In 1805, writing to Walter Scott, he declared that Dryden's 'cannot be the language of imagination,' because 'there is not a single image from nature in the whole of his works; and in his translation from Virgil, wherever Virgil can be said to have his eye upon his object, Dryden always spoils the passage.'

Ten years later Wordsworth uses almost identical words in his Essay Supplementary to the Preface:

'Now it is remarkable that, excepting a passage or two in the Windsor Forest of Pope, and some delightful pictures in the Poems of Lady Winchelsea, the Poetry of the period intervening between the publication of the Paradise Lost and the Seasons does not contain a single new image of external nature; and scarcely presents a familiar one from which it can be inferred that the eye of the Poet had been steadily fixed upon his object, much less that his feelings had urged him to work upon it in the spirit of genuine imagination[1].'

Hence this collection has a value as showing Wordsworth's critical faculty at work, and thus affording fresh material for the estimate of his attitude towards poetry.

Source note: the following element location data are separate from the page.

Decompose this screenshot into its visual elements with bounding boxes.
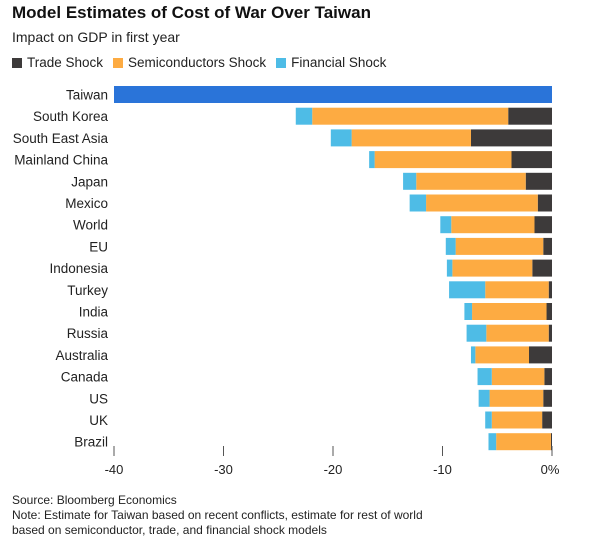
category-label: Turkey <box>67 283 108 298</box>
bar-segment-semiconductors <box>312 107 509 125</box>
bar-segment-trade <box>508 107 552 125</box>
legend: Trade Shock Semiconductors Shock Financi… <box>12 55 386 70</box>
x-tick-label: -40 <box>105 462 124 477</box>
bar-segment-semiconductors <box>416 172 526 190</box>
bar-segment-financial <box>369 151 375 169</box>
bar-segment-semiconductors <box>452 259 533 277</box>
bar-segment-trade <box>542 411 552 429</box>
bar-segment-trade <box>470 129 552 147</box>
category-label: Indonesia <box>49 261 108 276</box>
legend-swatch <box>276 57 287 68</box>
category-label: South East Asia <box>13 131 109 146</box>
bar-segment-financial <box>403 172 417 190</box>
bar-segment-financial <box>446 259 453 277</box>
bar-segment-financial <box>409 194 427 212</box>
bar-segment-financial <box>470 346 476 364</box>
bar-segment-semiconductors <box>475 346 530 364</box>
legend-swatch <box>12 57 22 68</box>
category-label: South Korea <box>33 109 109 124</box>
chart-subtitle: Impact on GDP in first year <box>12 29 180 45</box>
bar-segment-semiconductors <box>451 216 535 234</box>
bar-segment-trade <box>548 324 552 342</box>
legend-item-trade: Trade Shock <box>12 55 103 70</box>
bar-segment-trade <box>532 259 552 277</box>
legend-label: Semiconductors Shock <box>128 55 267 70</box>
bar-segment-financial <box>440 216 452 234</box>
bar-segment-semiconductors <box>489 389 544 407</box>
bar-segment-semiconductors <box>351 129 471 147</box>
bar-segment-trade <box>546 303 552 320</box>
bar-segment-semiconductors <box>426 194 538 212</box>
bar-segment-semiconductors <box>491 411 543 429</box>
bar-segment-semiconductors <box>485 281 549 299</box>
category-label: UK <box>89 413 108 428</box>
bar-segment-financial <box>466 324 487 342</box>
category-label: World <box>73 218 108 233</box>
bar-segment-financial <box>477 368 492 386</box>
bar-segment-financial <box>445 237 456 255</box>
legend-label: Financial Shock <box>291 55 387 70</box>
category-label: Japan <box>71 174 108 189</box>
category-label: Canada <box>61 370 109 385</box>
x-tick-label: -10 <box>433 462 452 477</box>
category-label: EU <box>89 239 108 254</box>
bar-segment-semiconductors <box>455 237 544 255</box>
legend-label: Trade Shock <box>27 55 104 70</box>
x-tick-label: -30 <box>214 462 233 477</box>
category-label: Russia <box>67 326 109 341</box>
category-label: US <box>89 391 108 406</box>
bar-segment-trade <box>544 368 552 386</box>
bar-segment-financial <box>464 303 473 320</box>
category-label: India <box>79 305 109 320</box>
bar-segment-semiconductors <box>374 151 512 169</box>
bar-segment-financial <box>295 107 313 125</box>
bar-segment-trade <box>511 151 552 169</box>
bar-segment-trade <box>548 281 552 299</box>
bar-segment-semiconductors <box>491 368 545 386</box>
bar-total <box>114 86 552 103</box>
category-label: Australia <box>55 348 108 363</box>
bar-segment-semiconductors <box>486 324 549 342</box>
bar-segment-trade <box>529 346 552 364</box>
bar-segment-financial <box>485 411 492 429</box>
bar-segment-trade <box>543 237 552 255</box>
bar-segment-financial <box>488 433 497 451</box>
x-tick-label: 0% <box>541 462 560 477</box>
bar-segment-trade <box>534 216 552 234</box>
category-label: Mexico <box>65 196 108 211</box>
bar-segment-trade <box>537 194 552 212</box>
chart-title: Model Estimates of Cost of War Over Taiw… <box>12 3 371 22</box>
category-label: Taiwan <box>66 88 108 103</box>
bar-segment-semiconductors <box>496 433 551 451</box>
x-tick-label: -20 <box>324 462 343 477</box>
source-text: Source: Bloomberg Economics <box>12 493 177 507</box>
note-line-1: Note: Estimate for Taiwan based on recen… <box>12 508 423 522</box>
bar-segment-financial <box>478 389 490 407</box>
category-label: Mainland China <box>14 153 108 168</box>
bar-segment-trade <box>543 389 552 407</box>
bar-segment-trade <box>525 172 552 190</box>
bar-segment-financial <box>330 129 352 147</box>
bar-segment-semiconductors <box>472 303 547 320</box>
note-line-2: based on semiconductor, trade, and finan… <box>12 523 327 537</box>
category-label: Brazil <box>74 435 108 450</box>
legend-item-semiconductors: Semiconductors Shock <box>113 55 266 70</box>
bar-segment-financial <box>449 281 486 299</box>
legend-item-financial: Financial Shock <box>276 55 386 70</box>
legend-swatch <box>113 57 124 68</box>
bar-segment-trade <box>550 433 552 451</box>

By displaying the poetical passages that most appealed to him, he unlocks his heart in a new and illuminating way.

The point of time at which the collection was completed is also noteworthy. In 1819 Byron was still near the zenith of his fame. It was something to convince a young lady of taste that the principles of true poetry were not the Byronian principles, but

  1. This is quoted from the 1815 edition of the Poems, vol. i, p. 358; in later editions it reads: 'Now it is remarkable that, excepting the Nocturnal Reverie of Lady Winchelsea and a passage or two in the Windsor Forest of Pope,' &c.